July 11, 2011

In what’s being described as the most extensive case of test-tampering in US public-school history, Georgia Governor Nathan Deal dropped an 828-page bomb on the state last Tuesday detailing fraud in Atlanta public schools that was so ineptly concealed, it suggests that many of the city’s teachers are too stupid to be school janitors.

The report concluded that 178 Atlanta schoolteachers and principals—82 of whom have already confessed—either assisted students to cheat on the state’s standardized competency tests or deliberately corrected wrong answers themselves. Of 56 Atlanta public schools examined, 44 were found to have engaged in statistically significant cheating.

For a decade, Atlanta’s public schools had been depicted as a shining national star that dared leave no child behind as dedicated educators and their eager-to-learn pupils joined hands, chanted slogans, marched together, chest-bumped and fist-pumped one-another’s self-esteem, established a clear vision, looked to the future, kept their eyes on the prize, and made countless other ultimately hollow gestures. For a decade, it seemed as if Atlanta was a real-life example of every cloying Hollywood movie where loving-yet-stern teachers grabbed gaggles of shiftlessly misbehaving urban youngsters by the scruffs of their necks and taught them that teaching was something worth being taught and that learning was a valuable thing to learn.

“What dizzy bastard came up the demented notion that school is a place where children are administered tests?”

Then it occurred to people with a basic grasp of ’rithmetic that the reputed gains were too good to be true.

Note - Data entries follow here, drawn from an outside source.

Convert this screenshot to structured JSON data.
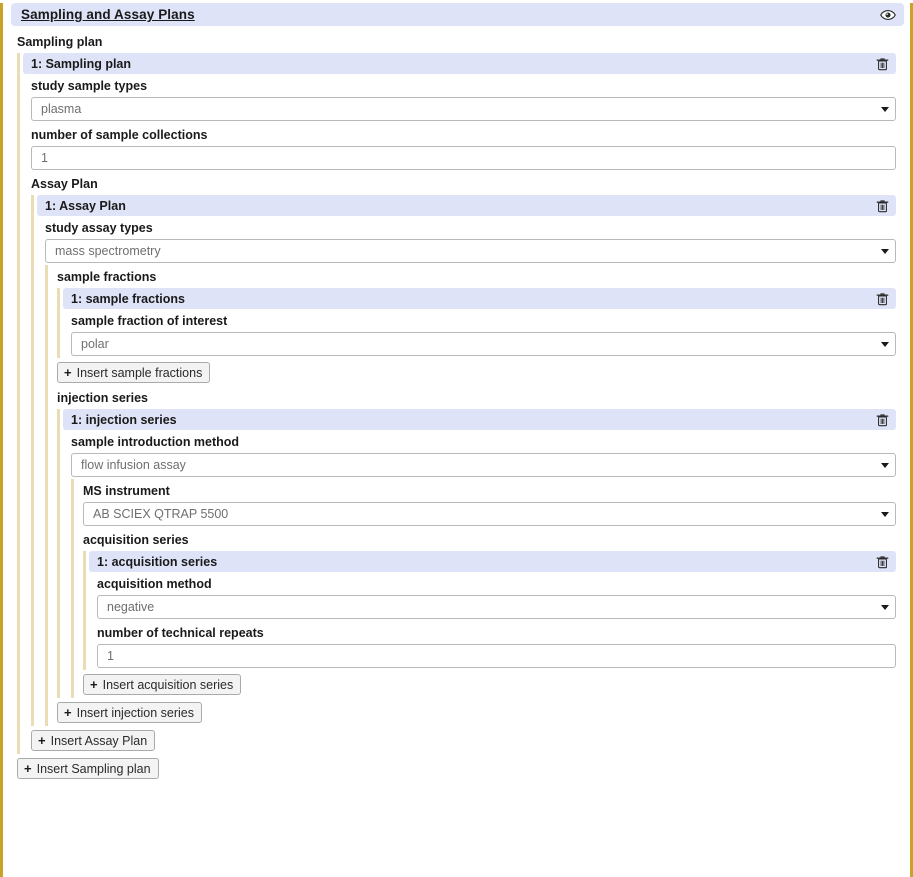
{
  "panel": {
    "title": "Sampling and Assay Plans",
    "eye_icon": "eye-icon",
    "accent_border": "#c9a227",
    "header_bg": "#dfe3f7"
  },
  "icons": {
    "trash": "trash-icon",
    "plus": "+",
    "caret": "chevron-down-icon"
  },
  "sampling_plan": {
    "group_label": "Sampling plan",
    "item_title": "1: Sampling plan",
    "fields": {
      "study_sample_types": {
        "label": "study sample types",
        "value": "plasma",
        "type": "select"
      },
      "number_of_sample_collections": {
        "label": "number of sample collections",
        "value": "1",
        "type": "text"
      }
    },
    "insert_label": "Insert Sampling plan"
  },
  "assay_plan": {
    "group_label": "Assay Plan",
    "item_title": "1: Assay Plan",
    "fields": {
      "study_assay_types": {
        "label": "study assay types",
        "value": "mass spectrometry",
        "type": "select"
      }
    },
    "insert_label": "Insert Assay Plan"
  },
  "sample_fractions": {
    "group_label": "sample fractions",
    "item_title": "1: sample fractions",
    "fields": {
      "sample_fraction_of_interest": {
        "label": "sample fraction of interest",
        "value": "polar",
        "type": "select"
      }
    },
    "insert_label": "Insert sample fractions"
  },
  "injection_series": {
    "group_label": "injection series",
    "item_title": "1: injection series",
    "fields": {
      "sample_introduction_method": {
        "label": "sample introduction method",
        "value": "flow infusion assay",
        "type": "select"
      },
      "ms_instrument": {
        "label": "MS instrument",
        "value": "AB SCIEX QTRAP 5500",
        "type": "select"
      }
    },
    "insert_label": "Insert injection series"
  },
  "acquisition_series": {
    "group_label": "acquisition series",
    "item_title": "1: acquisition series",
    "fields": {
      "acquisition_method": {
        "label": "acquisition method",
        "value": "negative",
        "type": "select"
      },
      "number_of_technical_repeats": {
        "label": "number of technical repeats",
        "value": "1",
        "type": "text"
      }
    },
    "insert_label": "Insert acquisition series"
  }
}
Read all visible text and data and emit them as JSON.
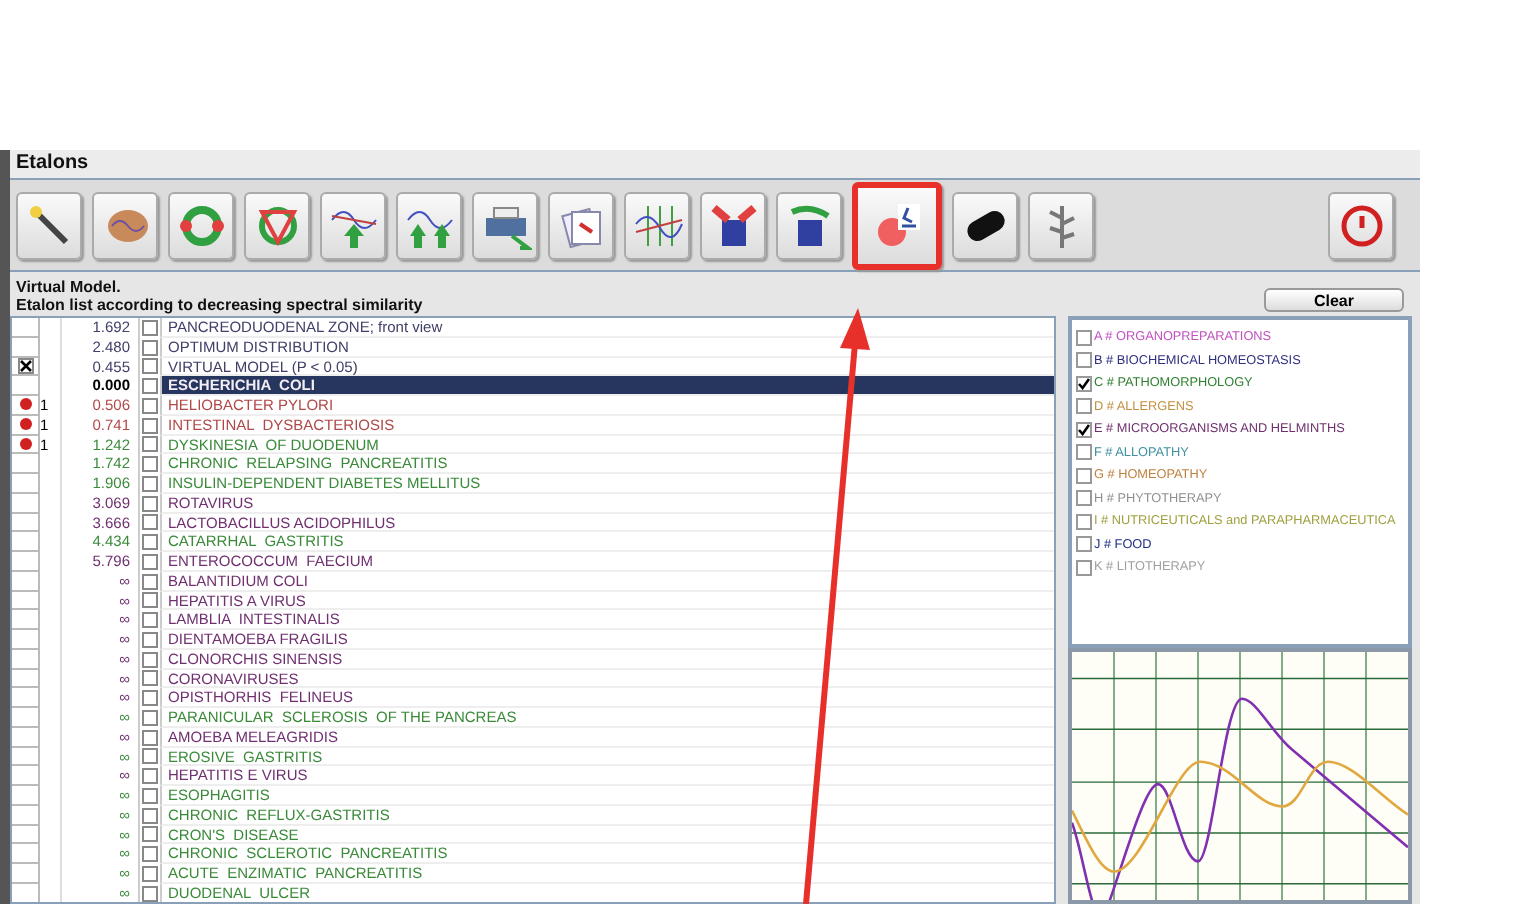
{
  "window": {
    "title": "Etalons"
  },
  "toolbar": [
    {
      "kind": "wand",
      "highlighted": false
    },
    {
      "kind": "brain",
      "highlighted": false
    },
    {
      "kind": "ring",
      "highlighted": false
    },
    {
      "kind": "triangle",
      "highlighted": false
    },
    {
      "kind": "wave-up",
      "highlighted": false
    },
    {
      "kind": "wave-double",
      "highlighted": false
    },
    {
      "kind": "printer",
      "highlighted": false
    },
    {
      "kind": "cards",
      "highlighted": false
    },
    {
      "kind": "wave-grid",
      "highlighted": false
    },
    {
      "kind": "cup-red",
      "highlighted": false
    },
    {
      "kind": "cup-green",
      "highlighted": false
    },
    {
      "kind": "microscope",
      "highlighted": true
    },
    {
      "kind": "capsule",
      "highlighted": false
    },
    {
      "kind": "plant",
      "highlighted": false
    }
  ],
  "info": {
    "line_1": "Virtual Model.",
    "line_2": "Etalon list according to decreasing spectral similarity"
  },
  "clear_button": "Clear",
  "etalons": [
    {
      "checked": false,
      "dot": false,
      "ticked": false,
      "selected": false,
      "value": "1.692",
      "name": "PANCREODUODENAL ZONE; front view",
      "color": "#404068"
    },
    {
      "checked": false,
      "dot": false,
      "ticked": false,
      "selected": false,
      "value": "2.480",
      "name": "OPTIMUM DISTRIBUTION",
      "color": "#404068"
    },
    {
      "checked": true,
      "dot": false,
      "ticked": false,
      "selected": false,
      "value": "0.455",
      "name": "VIRTUAL MODEL (P < 0.05)",
      "color": "#404068"
    },
    {
      "checked": false,
      "dot": false,
      "ticked": false,
      "selected": true,
      "value": "0.000",
      "name": "ESCHERICHIA  COLI"
    },
    {
      "checked": false,
      "dot": true,
      "count": "1",
      "ticked": false,
      "selected": false,
      "value": "0.506",
      "name": "HELIOBACTER PYLORI",
      "color": "#b04848"
    },
    {
      "checked": false,
      "dot": true,
      "count": "1",
      "ticked": false,
      "selected": false,
      "value": "0.741",
      "name": "INTESTINAL  DYSBACTERIOSIS",
      "color": "#b04848"
    },
    {
      "checked": false,
      "dot": true,
      "count": "1",
      "ticked": false,
      "selected": false,
      "value": "1.242",
      "name": "DYSKINESIA  OF DUODENUM",
      "color": "#3a8a3a"
    },
    {
      "checked": false,
      "dot": false,
      "ticked": false,
      "selected": false,
      "value": "1.742",
      "name": "CHRONIC  RELAPSING  PANCREATITIS",
      "color": "#3a8a3a"
    },
    {
      "checked": false,
      "dot": false,
      "ticked": false,
      "selected": false,
      "value": "1.906",
      "name": "INSULIN-DEPENDENT DIABETES MELLITUS",
      "color": "#3a8a3a"
    },
    {
      "checked": false,
      "dot": false,
      "ticked": false,
      "selected": false,
      "value": "3.069",
      "name": "ROTAVIRUS",
      "color": "#703070"
    },
    {
      "checked": false,
      "dot": false,
      "ticked": false,
      "selected": false,
      "value": "3.666",
      "name": "LACTOBACILLUS ACIDOPHILUS",
      "color": "#703070"
    },
    {
      "checked": false,
      "dot": false,
      "ticked": false,
      "selected": false,
      "value": "4.434",
      "name": "CATARRHAL  GASTRITIS",
      "color": "#3a8a3a"
    },
    {
      "checked": false,
      "dot": false,
      "ticked": false,
      "selected": false,
      "value": "5.796",
      "name": "ENTEROCOCCUM  FAECIUM",
      "color": "#703070"
    },
    {
      "checked": false,
      "dot": false,
      "ticked": false,
      "selected": false,
      "value": "∞",
      "name": "BALANTIDIUM COLI",
      "color": "#703070"
    },
    {
      "checked": false,
      "dot": false,
      "ticked": false,
      "selected": false,
      "value": "∞",
      "name": "HEPATITIS A VIRUS",
      "color": "#703070"
    },
    {
      "checked": false,
      "dot": false,
      "ticked": false,
      "selected": false,
      "value": "∞",
      "name": "LAMBLIA  INTESTINALIS",
      "color": "#703070"
    },
    {
      "checked": false,
      "dot": false,
      "ticked": false,
      "selected": false,
      "value": "∞",
      "name": "DIENTAMOEBA FRAGILIS",
      "color": "#703070"
    },
    {
      "checked": false,
      "dot": false,
      "ticked": false,
      "selected": false,
      "value": "∞",
      "name": "CLONORCHIS SINENSIS",
      "color": "#703070"
    },
    {
      "checked": false,
      "dot": false,
      "ticked": false,
      "selected": false,
      "value": "∞",
      "name": "CORONAVIRUSES",
      "color": "#703070"
    },
    {
      "checked": false,
      "dot": false,
      "ticked": false,
      "selected": false,
      "value": "∞",
      "name": "OPISTHORHIS  FELINEUS",
      "color": "#703070"
    },
    {
      "checked": false,
      "dot": false,
      "ticked": false,
      "selected": false,
      "value": "∞",
      "name": "PARANICULAR  SCLEROSIS  OF THE PANCREAS",
      "color": "#3a8a3a"
    },
    {
      "checked": false,
      "dot": false,
      "ticked": false,
      "selected": false,
      "value": "∞",
      "name": "AMOEBA MELEAGRIDIS",
      "color": "#703070"
    },
    {
      "checked": false,
      "dot": false,
      "ticked": false,
      "selected": false,
      "value": "∞",
      "name": "EROSIVE  GASTRITIS",
      "color": "#3a8a3a"
    },
    {
      "checked": false,
      "dot": false,
      "ticked": false,
      "selected": false,
      "value": "∞",
      "name": "HEPATITIS E VIRUS",
      "color": "#703070"
    },
    {
      "checked": false,
      "dot": false,
      "ticked": false,
      "selected": false,
      "value": "∞",
      "name": "ESOPHAGITIS",
      "color": "#3a8a3a"
    },
    {
      "checked": false,
      "dot": false,
      "ticked": false,
      "selected": false,
      "value": "∞",
      "name": "CHRONIC  REFLUX-GASTRITIS",
      "color": "#3a8a3a"
    },
    {
      "checked": false,
      "dot": false,
      "ticked": false,
      "selected": false,
      "value": "∞",
      "name": "CRON'S  DISEASE",
      "color": "#3a8a3a"
    },
    {
      "checked": false,
      "dot": false,
      "ticked": false,
      "selected": false,
      "value": "∞",
      "name": "CHRONIC  SCLEROTIC  PANCREATITIS",
      "color": "#3a8a3a"
    },
    {
      "checked": false,
      "dot": false,
      "ticked": false,
      "selected": false,
      "value": "∞",
      "name": "ACUTE  ENZIMATIC  PANCREATITIS",
      "color": "#3a8a3a"
    },
    {
      "checked": false,
      "dot": false,
      "ticked": false,
      "selected": false,
      "value": "∞",
      "name": "DUODENAL  ULCER",
      "color": "#3a8a3a"
    }
  ],
  "categories": [
    {
      "label": "A # ORGANOPREPARATIONS",
      "checked": false,
      "color": "#c050c0"
    },
    {
      "label": "B # BIOCHEMICAL HOMEOSTASIS",
      "checked": false,
      "color": "#303080"
    },
    {
      "label": "C # PATHOMORPHOLOGY",
      "checked": true,
      "color": "#308030"
    },
    {
      "label": "D # ALLERGENS",
      "checked": false,
      "color": "#c09040"
    },
    {
      "label": "E # MICROORGANISMS AND HELMINTHS",
      "checked": true,
      "color": "#703070"
    },
    {
      "label": "F # ALLOPATHY",
      "checked": false,
      "color": "#4090a0"
    },
    {
      "label": "G # HOMEOPATHY",
      "checked": false,
      "color": "#c08040"
    },
    {
      "label": "H # PHYTOTHERAPY",
      "checked": false,
      "color": "#909090"
    },
    {
      "label": "I # NUTRICEUTICALS and PARAPHARMACEUTICA",
      "checked": false,
      "color": "#a0a040"
    },
    {
      "label": "J # FOOD",
      "checked": false,
      "color": "#203080"
    },
    {
      "label": "K # LITOTHERAPY",
      "checked": false,
      "color": "#a0a0a0"
    }
  ]
}
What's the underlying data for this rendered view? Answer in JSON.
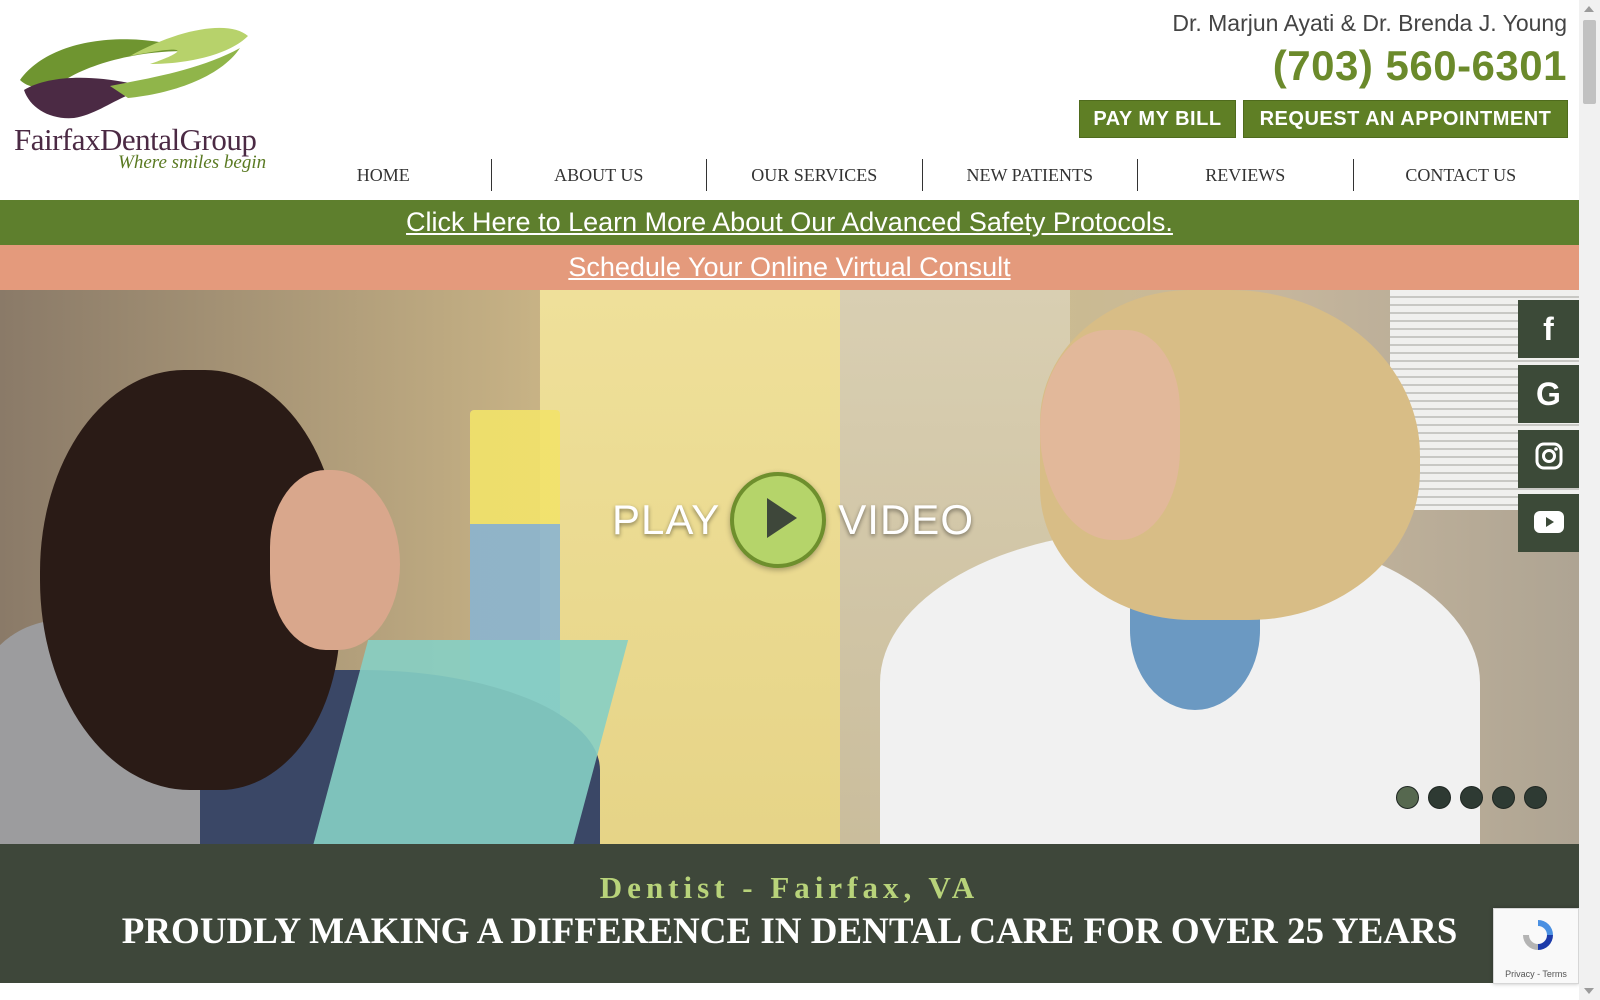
{
  "header": {
    "logo_name": "FairfaxDentalGroup",
    "logo_tagline": "Where smiles begin",
    "doctors": "Dr. Marjun Ayati & Dr. Brenda J. Young",
    "phone": "(703) 560-6301",
    "pay_bill_label": "PAY MY BILL",
    "appointment_label": "REQUEST AN APPOINTMENT"
  },
  "nav": {
    "items": [
      "HOME",
      "ABOUT US",
      "OUR SERVICES",
      "NEW PATIENTS",
      "REVIEWS",
      "CONTACT US"
    ]
  },
  "banners": {
    "safety": "Click Here to Learn More About Our Advanced Safety Protocols.",
    "consult": "Schedule Your Online Virtual Consult"
  },
  "hero": {
    "play_left": "PLAY",
    "play_right": "VIDEO",
    "slide_count": 5,
    "active_slide": 1
  },
  "social": {
    "facebook_glyph": "f",
    "google_glyph": "G",
    "icons": [
      "facebook-icon",
      "google-icon",
      "instagram-icon",
      "youtube-icon"
    ]
  },
  "tagline": {
    "subtitle": "Dentist - Fairfax, VA",
    "title": "PROUDLY MAKING A DIFFERENCE IN DENTAL CARE FOR OVER 25 YEARS"
  },
  "recaptcha": {
    "text": "Privacy - Terms"
  },
  "colors": {
    "brand_green": "#5f7f25",
    "phone_green": "#6b8a2b",
    "salmon": "#e49a7c",
    "dark_band": "#3e473a",
    "social_bg": "#3c4a38",
    "logo_purple": "#4b2a44"
  }
}
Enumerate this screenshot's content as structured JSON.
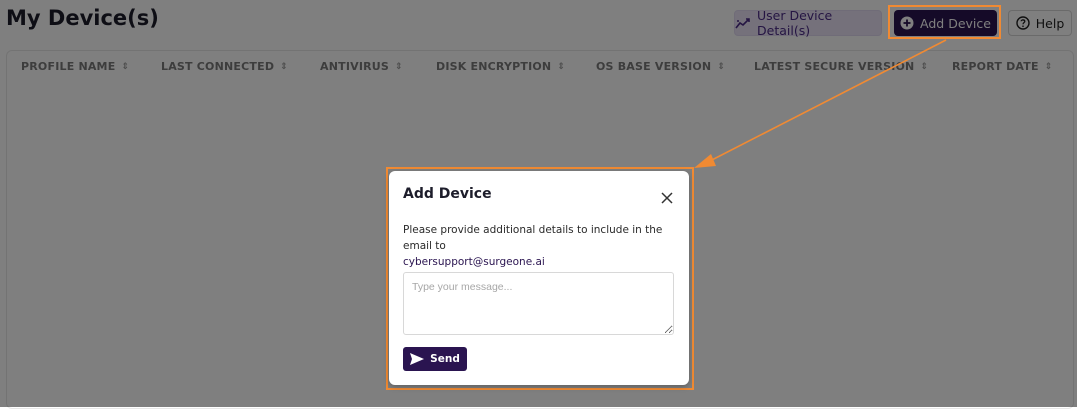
{
  "page": {
    "title": "My Device(s)"
  },
  "toolbar": {
    "user_device_details_label": "User Device Detail(s)",
    "add_device_label": "Add Device",
    "help_label": "Help"
  },
  "table": {
    "columns": [
      "PROFILE NAME",
      "LAST CONNECTED",
      "ANTIVIRUS",
      "DISK ENCRYPTION",
      "OS BASE VERSION",
      "LATEST SECURE VERSION",
      "REPORT DATE"
    ],
    "sort_icon": "sort-icon"
  },
  "modal": {
    "title": "Add Device",
    "description": "Please provide additional details to include in the email to",
    "email": "cybersupport@surgeone.ai",
    "message_placeholder": "Type your message...",
    "send_label": "Send"
  },
  "icons": {
    "details": "trend-icon",
    "add": "plus-circle-icon",
    "help": "help-circle-icon",
    "close": "close-icon",
    "send": "send-icon"
  },
  "colors": {
    "accent_dark": "#2a1450",
    "accent_light": "#eae3f6",
    "highlight": "#f08a33"
  }
}
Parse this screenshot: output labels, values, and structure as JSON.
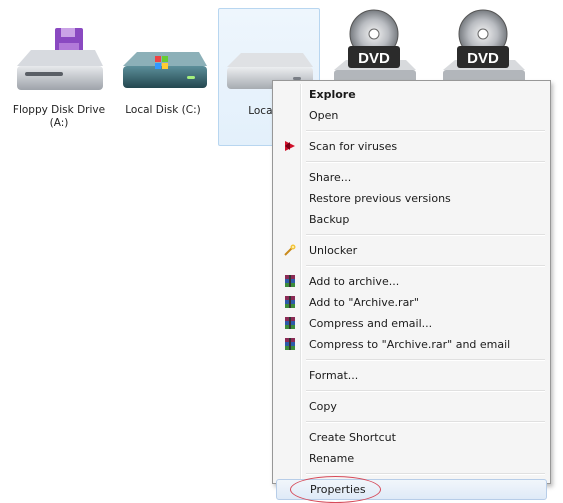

In one implausibly stellar year at one school, eighth-graders whose scores exceeded basic math standards leapt from 1% to 46%. At another, English scores suddenly catapulted 51% higher. At another, math scores rocketed up 62% from the previous annum. At another school, special-ed students were suddenly scoring higher than gifted students in math.

One student passed the exam while reportedly being unable to read the word “cat.” Another left an entire section blank and passed. Another slept through the entire test and passed. Another sat under his desk, refused to take the test, yet still passed.

It was an educational miracle.

Optical scans of the multiple-choice tests revealed high irregularities in answers that had been changed from wrong to right. In many cases, the statistical likelihood of such changes occurring randomly ranged from one in a million to one in a trillion. When the state sent in monitors to oversee the testing process in 2010, such irregularities plummeted across the ATL.

Multiple interviews revealed that some teachers seated lower-scoring students behind gifted students so they could copy their answers. In oral exams, teachers would drastically change their vocal inflections to suggest which multiple-choice answer was correct. Others would simply point to the correct answers. Others would read them aloud. At several schools, teachers would change incorrect answers by hand after students had completed their tests. In one instance, teachers gathered together for a weekend “changing party” at one instructor’s home and corrected faulty answers en masse.

The report stated that many teachers lived under a “culture of fear, intimidation, and retaliation” where instructors were rewarded for cheating and often humiliated or terminated for refusing to cheat. One principal commanded a teacher whose students’ scores were low to crawl under a table in front of other teachers as punishment. Teachers who objected were told that “the door swings both ways” and “Walmart is hiring.” One teacher said that Atlanta’s public-schools system was “run like the mob.”

The report also accused superintendent Beverly Hall—who was named 2009’s National Superintendent of the Year as well as receiving numerous other glitter-spackled accolades—of stonewalling reporters’ investigations into the fraud and going so far as to instruct her underlings to alter and destroy documents. Hall was reportedly receiving a salary of $400,000 per year and had racked up over a half-million dollars in bonuses for her district’s high test scores. In November, mere months after the state launched its investigation, Hall resigned her post. Last Tuesday, the day the report was released to the public, Hall took a vacation to Hawaii.

Those with a financial and/or ideological stake in America’s public-schools system have blamed mandatory testing for creating “unrealistic” standards based on the daffy-assed concept that children should graduate from school with basic competency in reading and math—standards that didn’t seem unreasonable a generation ago and aren’t deemed preposterously rigorous anywhere else in the industrialized world today. To these condescendingly anti-intellectual idealists, school is a place where children come to live and explore and create and be inspired and touch and smell and dance and feel and have their self-worth validated—it is most definitely NOT a place where they should learn to read and write and add and subtract. And what dizzy bastard came up the demented notion that school is a place where children are administered tests?